Les origines communistes du groupe extrémiste Antifa

Par Joshua Philipp
12 août 2019 Mis à jour: 12 août 2019

Le groupe extrémiste anarchiste-communiste Antifa fait fréquemment les gros titres, des violents affrontements qui ont eu lieu à Charlottesville, en Virginie aux rassemblements de gilets jaunes en France. Pourtant, alors que l’organisation est applaudie par certains médias de gauche dont les flèches sont tournées vers les nationalistes et l’extrême droite, les antifas n’ont pas toujours ciblé le « fascisme », comme ils le prétendent.

L’organisation faisait initialement partie des opérations de l’Union soviétique visant à instaurer une dictature communiste en Allemagne. Elle visait à qualifier tous les partis rivaux de «fascistes».

L’organisation peut être reliée au « front uni » de l’Internationale communiste de l’Union soviétique (Comintern) depuis le Troisième Congrès mondial tenu à Moscou en juin et juillet 1921, selon le livret allemand « 80 ans d’action antifasciste » de Bernd Langer., publié par l’Association pour la promotion de la culture antifasciste. Langer est un ancien membre de l’Autonome Antifa, une des plus grandes organisations antifa d’Allemagne, qui a été dissoute en 2004.

L’Union soviétique a fait partie des dictatures les plus violentes au monde, et tué environ 20 millions de personnes, selon le « Livre noir du communisme », publié par Harvard University Press. Le régime soviétique n’est second qu’au Parti communiste chinois de Mao Zedong, responsable de la mort d’environ 65 millions de personnes.

L’antifascisme est une stratégie plus qu’une idéologie.
– BERND LANGER, ANCIEN MEMBRE, AUTONOME ANTIFA

L’idée de la stratégie du front unique était de rassembler les organisations de gauche afin d’inciter à la révolution communiste mondiale. Les Soviétiques pensaient que, à la suite de la révolution russe de 1917, le communisme s’étendrait ensuite à l’Allemagne, l’Allemagne possédant le deuxième plus grand parti communiste, le KPD.

C’est au quatrième Congrès mondial du Komintern en 1922 que le plan prit forme.
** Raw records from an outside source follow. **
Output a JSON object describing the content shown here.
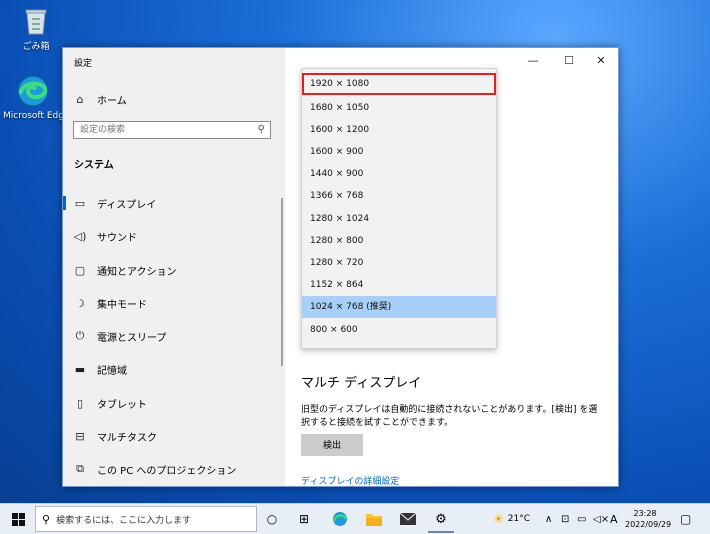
{
  "desktop": {
    "icons": [
      {
        "label": "ごみ箱"
      },
      {
        "label": "Microsoft Edge"
      }
    ]
  },
  "window": {
    "title": "設定",
    "controls": {
      "minimize": "—",
      "maximize": "☐",
      "close": "✕"
    }
  },
  "sidebar": {
    "home": "ホーム",
    "search_placeholder": "設定の検索",
    "section": "システム",
    "items": [
      {
        "label": "ディスプレイ",
        "icon": "monitor-icon"
      },
      {
        "label": "サウンド",
        "icon": "speaker-icon"
      },
      {
        "label": "通知とアクション",
        "icon": "notification-icon"
      },
      {
        "label": "集中モード",
        "icon": "moon-icon"
      },
      {
        "label": "電源とスリープ",
        "icon": "power-icon"
      },
      {
        "label": "記憶域",
        "icon": "storage-icon"
      },
      {
        "label": "タブレット",
        "icon": "tablet-icon"
      },
      {
        "label": "マルチタスク",
        "icon": "multitask-icon"
      },
      {
        "label": "この PC へのプロジェクション",
        "icon": "projection-icon"
      }
    ]
  },
  "resolution_dropdown": {
    "options": [
      "1920 × 1080",
      "1680 × 1050",
      "1600 × 1200",
      "1600 × 900",
      "1440 × 900",
      "1366 × 768",
      "1280 × 1024",
      "1280 × 800",
      "1280 × 720",
      "1152 × 864",
      "1024 × 768 (推奨)",
      "800 × 600"
    ],
    "selected": "1024 × 768 (推奨)",
    "highlighted": "1920 × 1080"
  },
  "main": {
    "multi_display_heading": "マルチ ディスプレイ",
    "description": "旧型のディスプレイは自動的に接続されないことがあります。[検出] を選択すると接続を試すことができます。",
    "detect_button": "検出",
    "advanced_link": "ディスプレイの詳細設定"
  },
  "taskbar": {
    "search_placeholder": "検索するには、ここに入力します",
    "temperature": "21°C",
    "ime": "A",
    "time": "23:28",
    "date": "2022/09/29"
  }
}
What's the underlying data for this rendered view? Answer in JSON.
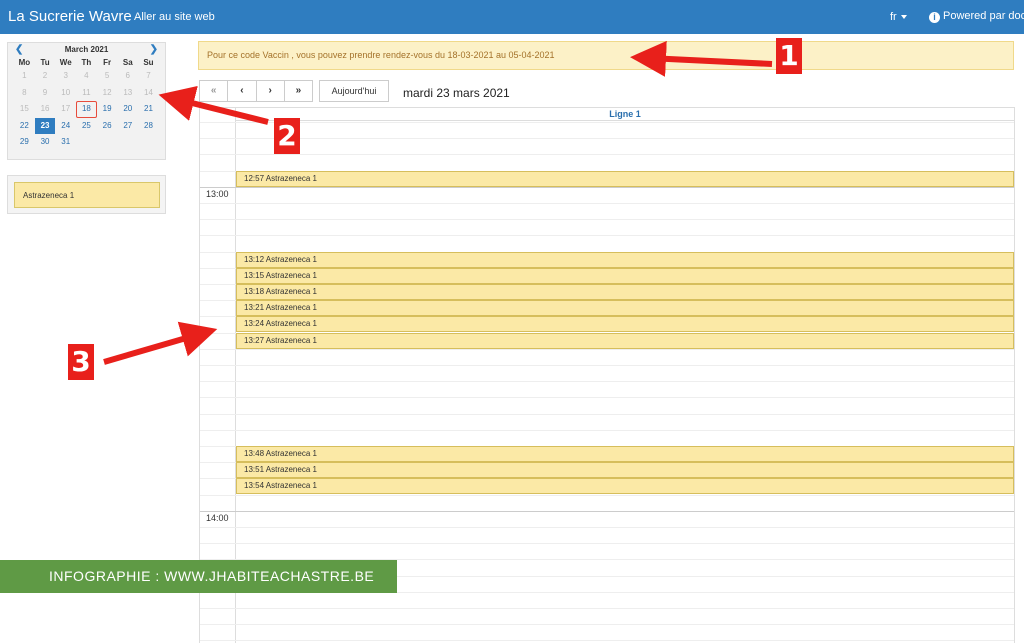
{
  "nav": {
    "brand": "La Sucrerie Wavre",
    "site_link": "Aller au site web",
    "lang": "fr",
    "powered": "Powered par doctena"
  },
  "mini_calendar": {
    "month": "March 2021",
    "weekdays": [
      "Mo",
      "Tu",
      "We",
      "Th",
      "Fr",
      "Sa",
      "Su"
    ],
    "days": [
      {
        "d": "1",
        "s": "past"
      },
      {
        "d": "2",
        "s": "past"
      },
      {
        "d": "3",
        "s": "past"
      },
      {
        "d": "4",
        "s": "past"
      },
      {
        "d": "5",
        "s": "past"
      },
      {
        "d": "6",
        "s": "past"
      },
      {
        "d": "7",
        "s": "past"
      },
      {
        "d": "8",
        "s": "past"
      },
      {
        "d": "9",
        "s": "past"
      },
      {
        "d": "10",
        "s": "past"
      },
      {
        "d": "11",
        "s": "past"
      },
      {
        "d": "12",
        "s": "past"
      },
      {
        "d": "13",
        "s": "past"
      },
      {
        "d": "14",
        "s": "past"
      },
      {
        "d": "15",
        "s": "past"
      },
      {
        "d": "16",
        "s": "past"
      },
      {
        "d": "17",
        "s": "past"
      },
      {
        "d": "18",
        "s": "today"
      },
      {
        "d": "19",
        "s": ""
      },
      {
        "d": "20",
        "s": ""
      },
      {
        "d": "21",
        "s": ""
      },
      {
        "d": "22",
        "s": ""
      },
      {
        "d": "23",
        "s": "selected"
      },
      {
        "d": "24",
        "s": ""
      },
      {
        "d": "25",
        "s": ""
      },
      {
        "d": "26",
        "s": ""
      },
      {
        "d": "27",
        "s": ""
      },
      {
        "d": "28",
        "s": ""
      },
      {
        "d": "29",
        "s": ""
      },
      {
        "d": "30",
        "s": ""
      },
      {
        "d": "31",
        "s": ""
      }
    ]
  },
  "type_panel": {
    "item": "Astrazeneca 1"
  },
  "alert": {
    "text": "Pour ce code Vaccin , vous pouvez prendre rendez-vous du 18-03-2021 au 05-04-2021"
  },
  "toolbar": {
    "first": "«",
    "prev": "‹",
    "next": "›",
    "last": "»",
    "today": "Aujourd'hui",
    "date_title": "mardi 23 mars 2021"
  },
  "schedule": {
    "column": "Ligne 1",
    "hours": [
      "13:00",
      "14:00"
    ],
    "appointments": [
      {
        "time": "12:57",
        "label": "12:57 Astrazeneca 1"
      },
      {
        "time": "13:12",
        "label": "13:12 Astrazeneca 1"
      },
      {
        "time": "13:15",
        "label": "13:15 Astrazeneca 1"
      },
      {
        "time": "13:18",
        "label": "13:18 Astrazeneca 1"
      },
      {
        "time": "13:21",
        "label": "13:21 Astrazeneca 1"
      },
      {
        "time": "13:24",
        "label": "13:24 Astrazeneca 1"
      },
      {
        "time": "13:27",
        "label": "13:27 Astrazeneca 1"
      },
      {
        "time": "13:48",
        "label": "13:48 Astrazeneca 1"
      },
      {
        "time": "13:51",
        "label": "13:51 Astrazeneca 1"
      },
      {
        "time": "13:54",
        "label": "13:54 Astrazeneca 1"
      }
    ]
  },
  "annotations": [
    "1",
    "2",
    "3"
  ],
  "banner": {
    "text": "INFOGRAPHIE : WWW.JHABITEACHASTRE.BE"
  },
  "colors": {
    "nav": "#2f7dc0",
    "appointment": "#fbe9a6",
    "alert_bg": "#fcf1c7",
    "annotation": "#e8201b",
    "banner": "#5f9a45"
  }
}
Moscou adopta le slogan « vers les masses » pour sa stratégie de front uni et chercha à réunir les divers partis communistes et ouvriers d’Allemagne sous une bannière idéologique unique qu’elle contrôlerait.

« Le ‘front uni’ ne signifiait donc pas une coopération égale entre différentes organisations, mais la domination du mouvement ouvrier par les communistes », écrit Langer.

Benito Mussolini, d’abord marxiste et socialiste, avait été expulsé du parti socialiste italien en 1914 pour son soutien à la Première Guerre mondiale. Il fonda plus tard le mouvement fasciste en tant que parti politique et prit le pouvoir lors de sa « Marche sur Rome » en octobre 1922.

En Allemagne, Adolf Hitler prit la tête du Parti ouvrier national-socialiste allemand (Parti nazi) en 1921 et organisa une tentative de coup d’État en 1923.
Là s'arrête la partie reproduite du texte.